Friday 5 December 2003

"We're air force pilots, not mafia. We don't take revenge"

Just in case you were thinking I'm anti-Jewish or anti-Israel, I'M NOT! I'm anti-Fascism and anti-War. Sharon is a liability to Israel and the world, since the assasination of Yitzak Rabin the Israeli government has put their country on a path of conflict. To deny that is to deny the obvious and ignore history. No-one is innocent, not the Palestinians nor the Israelis, they behave like children drunk on the power that having a big gun gives you. The ordinary citizens on both sides are mere cannon-fodder to the likes of Arafat and Sharon. War-mongering evil bastards, both of them.

Israel's F-16 and Black Hawk refuseniks say why they could not obey illegal orders and kill innocent Palestinians

For two months, a rebel group of Israeli Black Hawk helicopter and F-16 fighter pilots has been denounced as traitors for saying they will no longer bomb Palestinian cities.

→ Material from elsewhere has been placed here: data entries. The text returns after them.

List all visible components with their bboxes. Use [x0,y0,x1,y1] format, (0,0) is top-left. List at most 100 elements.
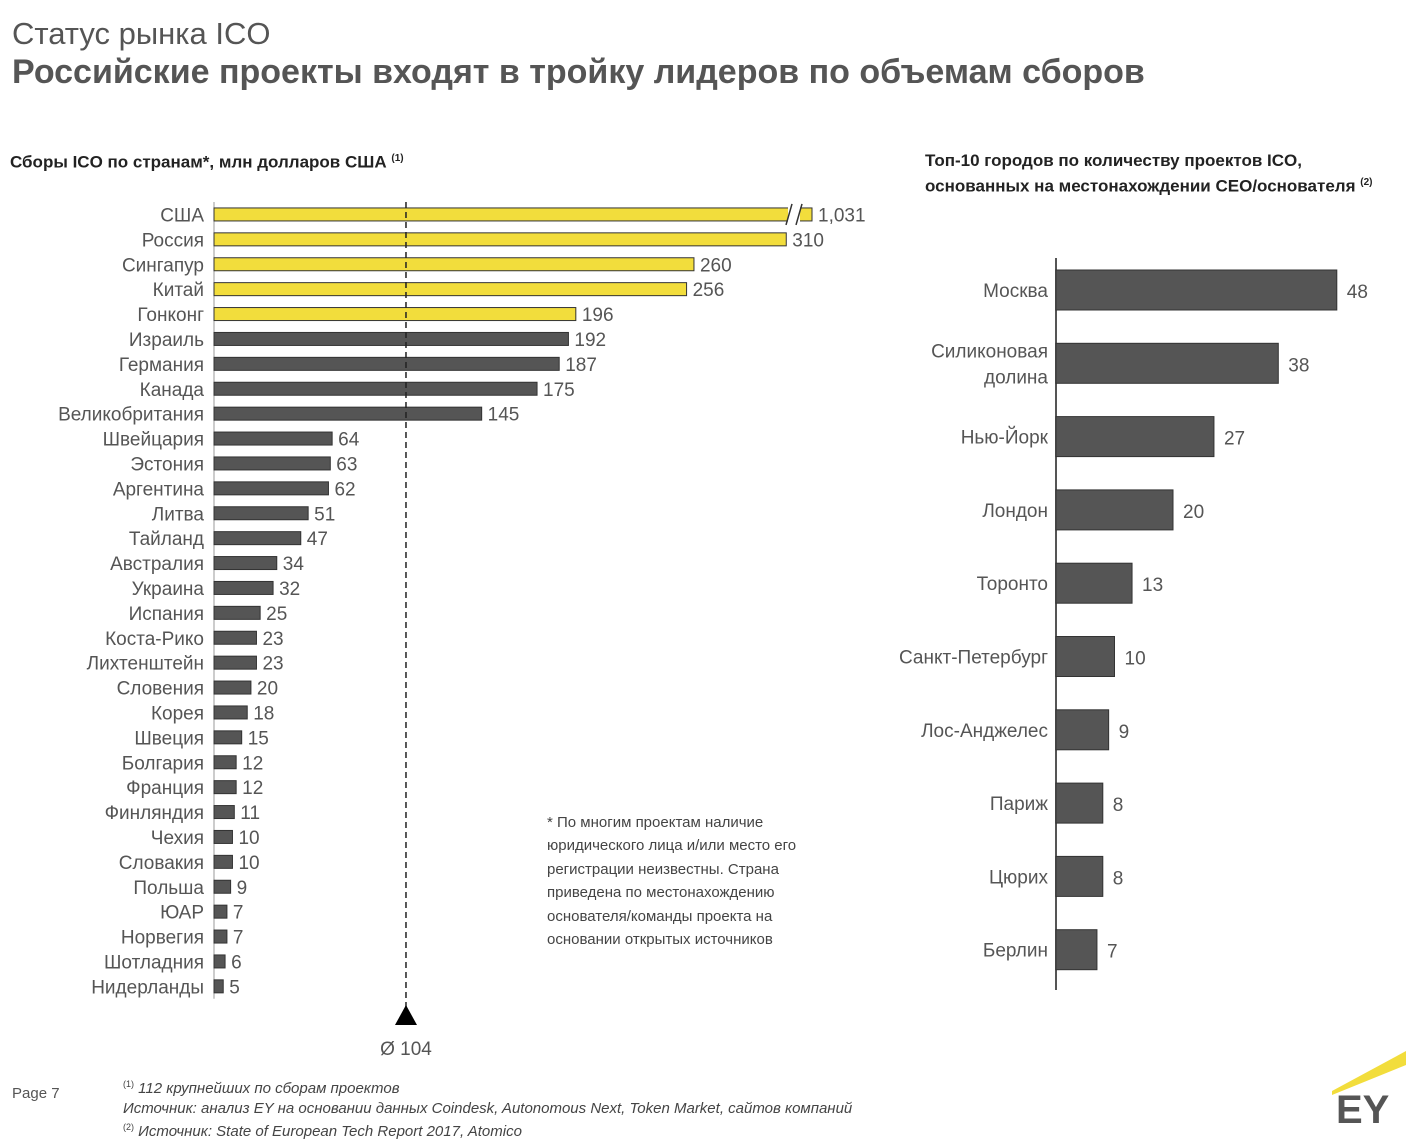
page-title: Российские проекты входят в тройку лидер… [12,53,1145,91]
countries-bar [213,331,569,346]
average-marker [394,1005,417,1025]
countries-bar [213,879,232,894]
countries-bar [213,207,813,222]
cities-bar [1055,709,1110,751]
countries-footnote: * По многим проектам наличие юридическог… [547,814,797,949]
cities-category-label: Лос-Анджелес [921,721,1048,742]
countries-bar-break-mark [795,203,803,226]
countries-value-label: 6 [231,952,242,973]
countries-bar [213,257,695,272]
footer-note-2-mark: (2) [123,1122,134,1132]
countries-category-label: Россия [142,230,204,251]
countries-value-label: 192 [574,330,606,351]
cities-bar [1055,416,1215,458]
countries-bar [213,232,787,247]
average-label: Ø 104 [380,1039,432,1060]
countries-bar [213,854,233,869]
cities-value-label: 27 [1224,429,1245,450]
countries-value-label: 145 [488,405,520,426]
countries-category-label: Нидерланды [91,977,204,998]
cities-value-label: 13 [1142,575,1163,596]
countries-category-label: Сингапур [122,255,204,276]
countries-bar [213,904,228,919]
countries-value-label: 64 [338,430,360,451]
countries-bar [213,979,224,994]
cities-bar [1055,342,1279,384]
page-number: Page 7 [12,1085,60,1102]
cities-category-label: Силиконовая [931,341,1048,362]
cities-category-label: Берлин [983,941,1048,962]
countries-value-label: 18 [253,703,274,724]
countries-category-label: Чехия [151,828,204,849]
countries-value-label: 20 [257,679,278,700]
cities-value-label: 8 [1113,868,1124,889]
countries-category-label: ЮАР [160,903,204,924]
footer-source-2-text: Источник: State of European Tech Report … [138,1123,522,1140]
countries-bar [213,755,237,770]
countries-chart-title-text: Сборы ICO по странам*, млн долларов США [10,152,387,172]
countries-category-label: Болгария [122,753,204,774]
cities-category-label: Цюрих [989,867,1048,888]
countries-category-label: Шотладния [104,952,204,973]
countries-category-label: Литва [152,504,205,525]
countries-value-label: 51 [314,504,335,525]
ey-logo-text: EY [1336,1088,1390,1131]
cities-category-label: Нью-Йорк [961,427,1049,449]
countries-chart-title: Сборы ICO по странам*, млн долларов США … [10,148,404,174]
countries-bar-break-mark [785,203,793,226]
countries-category-label: Китай [153,280,204,301]
footer-note-1-text: 112 крупнейших по сборам проектов [138,1080,400,1097]
countries-bar [213,282,688,297]
cities-bar [1055,562,1133,604]
countries-category-label: Испания [129,604,204,625]
countries-category-label: Коста-Рико [105,629,204,650]
countries-bar [213,381,538,396]
countries-category-label: Германия [119,355,204,376]
countries-bar [213,356,560,371]
countries-category-label: Финляндия [105,803,204,824]
cities-bar [1055,489,1174,531]
countries-value-label: 9 [237,878,248,899]
cities-bar [1055,636,1115,677]
countries-value-label: 310 [792,230,824,251]
countries-category-label: Великобритания [58,405,204,426]
countries-category-label: Лихтенштейн [87,654,204,675]
countries-bar [213,680,252,695]
countries-category-label: Израиль [129,330,204,351]
countries-category-label: Гонконг [137,305,204,326]
countries-bar [213,630,257,645]
countries-bar [213,929,228,944]
countries-value-label: 62 [334,479,355,500]
countries-value-label: 63 [336,454,357,475]
countries-value-label: 10 [238,828,259,849]
ey-logo-beam [1332,1051,1406,1095]
countries-bar [213,954,226,969]
countries-value-label: 196 [582,305,614,326]
countries-value-label: 25 [266,604,287,625]
countries-value-label: 7 [233,928,244,949]
countries-value-label: 12 [242,778,263,799]
countries-category-label: Польша [133,878,204,899]
countries-bar [213,605,261,620]
cities-category-label: Москва [983,281,1048,302]
countries-chart-title-note: (1) [391,153,404,164]
countries-category-label: США [160,205,204,226]
countries-category-label: Швейцария [103,430,204,451]
countries-bar [213,307,577,322]
footer-notes: (1) 112 крупнейших по сборам проектов Ис… [123,1075,852,1142]
cities-value-label: 7 [1107,942,1118,963]
footer-note-1: (1) 112 крупнейших по сборам проектов [123,1075,852,1099]
countries-category-label: Украина [132,579,205,600]
cities-value-label: 20 [1183,502,1204,523]
countries-category-label: Австралия [110,554,204,575]
countries-category-label: Словакия [119,853,204,874]
cities-value-label: 10 [1125,649,1146,670]
countries-bar [213,655,257,670]
cities-value-label: 38 [1288,355,1309,376]
countries-bar [213,456,331,471]
cities-bar-chart: Москва 48 Силиконовая долина 38 Нью-Йорк 27 Лон… [899,258,1368,990]
countries-value-label: 47 [307,529,328,550]
countries-value-label: 256 [693,280,725,301]
cities-value-label: 8 [1113,795,1124,816]
cities-bar [1055,782,1104,824]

Until now they have maintained a resolute silence on their motives, preferring to limit their criticism of Ariel Sharon's war to a letter signed by 27 reserve and active duty pilots refusing to carry out what they described as illegal orders, and denouncing the occupation as eating at the moral fabric of Israel.

Now, having been thrown out of the air force, they are talking publicly about what brought members of the most revered branch of the Israeli military to make an unprecedented challenge to the handling of the conflict with the Palestinians.

"I served more than seven years as a pilot," said Captain Alon R, who, like all the younger pilots, hopes to return to combat flying and so declines to use his full name in order to retain his security clearance. "In the beginning, we were pilots who believed our country would do all it could to achieve peace. We believed in the purity of our arms and that we did all we could to prevent unnecessary loss of life.

"Somewhere in the last few years it became harder and harder to believe that is the case."

The line was crossed for most of the pilots with the dropping of the one-tonne bomb last year on the home of a Hamas military leader, Salah Shehade, killing him and 14 of his family, mostly children.

One captain described the bombing as deliberate killing, murder even. Another called it state terrorism, though some colleagues swiftly stomped on that interpretation. But they all agreed that the attack sowed the doubts that resulted a year later in the letter that sent shockwaves through the Israeli military.

"The Shehade incident was a red light for us, a final warning," said Capt Alon R. "With Shehade I began to re-evaluate my beliefs. We killed 14 innocent people, nine of them children. After my commander gave an interview in which he said he sleeps well at night and his men can do the same. Well, I can't. We refused to see it as an innocent mistake."